O antigo parlamentar e ex-procurador Deltan Dallagnol (Novo-PR), que teve seu mandato cassado devido ao uso de artifícios para evitar Processos Administrativos Disciplinares (PADs) ou outras situações relacionadas a alegada improbidade administrativa e prejuízo aos recursos públicos, destacou a aprovação da Procuradoria-Geral da República (PGR) para a concessão da liberdade provisória a Cleriston.

 

Opinião do Michel

Caro leitor,

Ao nos depararmos com a notícia do falecimento de Cleriston Pereira da Cunha no complexo penitenciário da Papuda, somos confrontados mais uma vez com a complexidade e brutalidade que permeiam o sistema prisional brasileiro. A tragédia não apenas expõe as condições adversas enfrentadas por todos os detentos, mas também suscita reflexões sobre a responsabilidade do Estado e a necessidade urgente de reformas no sistema carcerário.

A morte de Cleriston não deve ser encarada isoladamente, mas sim como um sintoma de um problema estrutural mais amplo. É inquietante observar como, em meio às críticas ao Supremo Tribunal Federal por alguns apoiadores do ex-presidente Bolsonaro, o foco muitas vezes se desloca da discussão fundamental sobre as condições desumanas que permeiam nossas prisões.

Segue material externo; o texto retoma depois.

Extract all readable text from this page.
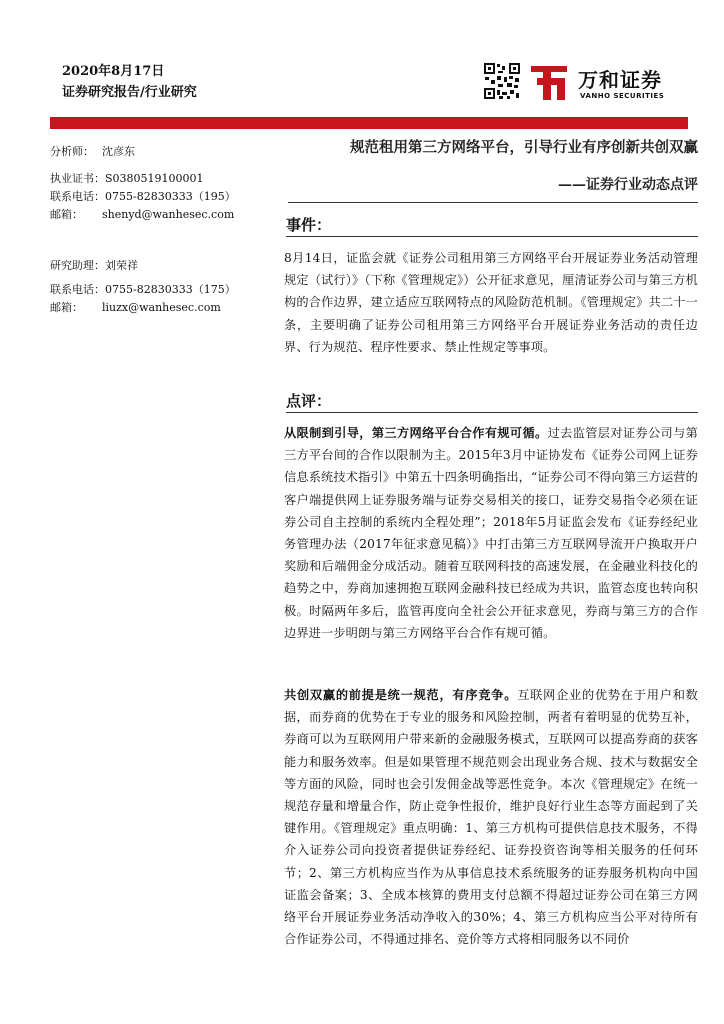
2020年8月17日
证券研究报告/行业研究
万和证券
VANHO SECURITIES
分析师： 沈彦东
执业证书：S0380519100001
联系电话：0755-82830333（195）
邮箱： shenyd@wanhesec.com
研究助理：刘荣祥
联系电话：0755-82830333（175）
邮箱： liuzx@wanhesec.com
规范租用第三方网络平台，引导行业有序创新共创双赢
——证券行业动态点评
事件：
8月14日，证监会就《证券公司租用第三方网络平台开展证券业务活动管理规定（试行）》（下称《管理规定》）公开征求意见，厘清证券公司与第三方机构的合作边界，建立适应互联网特点的风险防范机制。《管理规定》共二十一条，主要明确了证券公司租用第三方网络平台开展证券业务活动的责任边界、行为规范、程序性要求、禁止性规定等事项。
点评：
从限制到引导，第三方网络平台合作有规可循。过去监管层对证券公司与第三方平台间的合作以限制为主。2015年3月中证协发布《证券公司网上证券信息系统技术指引》中第五十四条明确指出，“证券公司不得向第三方运营的客户端提供网上证券服务端与证券交易相关的接口，证券交易指令必须在证券公司自主控制的系统内全程处理”；2018年5月证监会发布《证券经纪业务管理办法（2017年征求意见稿）》中打击第三方互联网导流开户换取开户奖励和后端佣金分成活动。随着互联网科技的高速发展，在金融业科技化的趋势之中，券商加速拥抱互联网金融科技已经成为共识，监管态度也转向积极。时隔两年多后，监管再度向全社会公开征求意见，券商与第三方的合作边界进一步明朗与第三方网络平台合作有规可循。
共创双赢的前提是统一规范，有序竞争。互联网企业的优势在于用户和数据，而券商的优势在于专业的服务和风险控制，两者有着明显的优势互补，券商可以为互联网用户带来新的金融服务模式，互联网可以提高券商的获客能力和服务效率。但是如果管理不规范则会出现业务合规、技术与数据安全等方面的风险，同时也会引发佣金战等恶性竞争。本次《管理规定》在统一规范存量和增量合作，防止竞争性报价，维护良好行业生态等方面起到了关键作用。《管理规定》重点明确：1、第三方机构可提供信息技术服务，不得介入证券公司向投资者提供证券经纪、证券投资咨询等相关服务的任何环节；2、第三方机构应当作为从事信息技术系统服务的证券服务机构向中国证监会备案；3、全成本核算的费用支付总额不得超过证券公司在第三方网络平台开展证券业务活动净收入的30%；4、第三方机构应当公平对待所有合作证券公司，不得通过排名、竞价等方式将相同服务以不同价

A análise da situação de Cleriston revela um aspecto crucial: a saúde do detento, mesmo em meio a acusações sérias, deve ser tratada com a devida importância. A atenção médica a detentos é uma responsabilidade que transcende a natureza do crime cometido. A notícia de que ele estava sob os cuidados de uma equipe multidisciplinar desde sua detenção, recebendo tratamento para diabetes e hipertensão, levanta questões sobre a eficácia do sistema em garantir a dignidade humana, mesmo em um contexto de prisão.

A abordagem do ministro Alexandre de Moraes, que solicitou informações detalhadas sobre o caso após o óbito de Cleriston, é louvável. Entretanto, é imperativo que a investigação vá além das circunstâncias imediatas da morte e aborde as deficiências estruturais que contribuem para a fragilidade do sistema prisional brasileiro.

Ao analisar a postura de Hamilton Mourão, é inevitável notar uma discrepância notável entre a sua preocupação destacada em relação aos detentos do caso da invasão de 8 de janeiro e a retórica mais ampla associada à extrema direita, que muitas vezes ecoa a frase "bandido bom é bandido morto". Essa aparente dualidade reflete não apenas uma inconsistência no discurso, mas também revela uma preocupação seletiva em relação aos direitos dos presos.

Enquanto Mourão destaca a "burocracia que tem restringido os direitos dos detentos" no contexto específico dos envolvidos na invasão, é difícil ignorar a falta de uma abordagem semelhante e proativa em relação ao sistema carcerário como um todo. O lema "bandido bom é bandido morto" frequentemente associado à extrema direita sugere uma abordagem punitiva e desumanizadora, em contraste com a ênfase pontual de Mourão na necessidade de uma análise crítica e investigação detalhada em circunstâncias específicas.

Essa seletividade na preocupação pelos direitos dos detentos levanta questionamentos sobre a consistência e a coerência nas políticas e posicionamentos daqueles que lideram e influenciam o debate público. Se a preocupação de Mourão é genuína e estende-se além do caso específico, seria prudente esperar uma defesa mais ampla dos direitos dos presidiários em todos os contextos.

A dicotomia entre a postura crítica em relação aos detentos do caso de 8 de janeiro e a retórica mais ampla que muitas vezes sugere uma abordagem mais rígida e punitiva para todos os presos evidencia a complexidade e a polarização nas discussões em torno da justiça criminal no Brasil. É uma oportunidade para repensar e debater abordagens mais equitativas e humanitárias no tratamento de todos os detentos, independentemente do caso específico ao qual estejam associados.

Em última análise, a morte de Cleriston Pereira da Cunha não pode ser ignorada como uma mera fatalidade. Ela é um chamado à reflexão sobre a necessidade urgente de reformas estruturais em nosso sistema prisional, assegurando que a punição de crimes seja justa e proporcional, mas também que a dignidade e os direitos básicos dos detentos sejam preservados.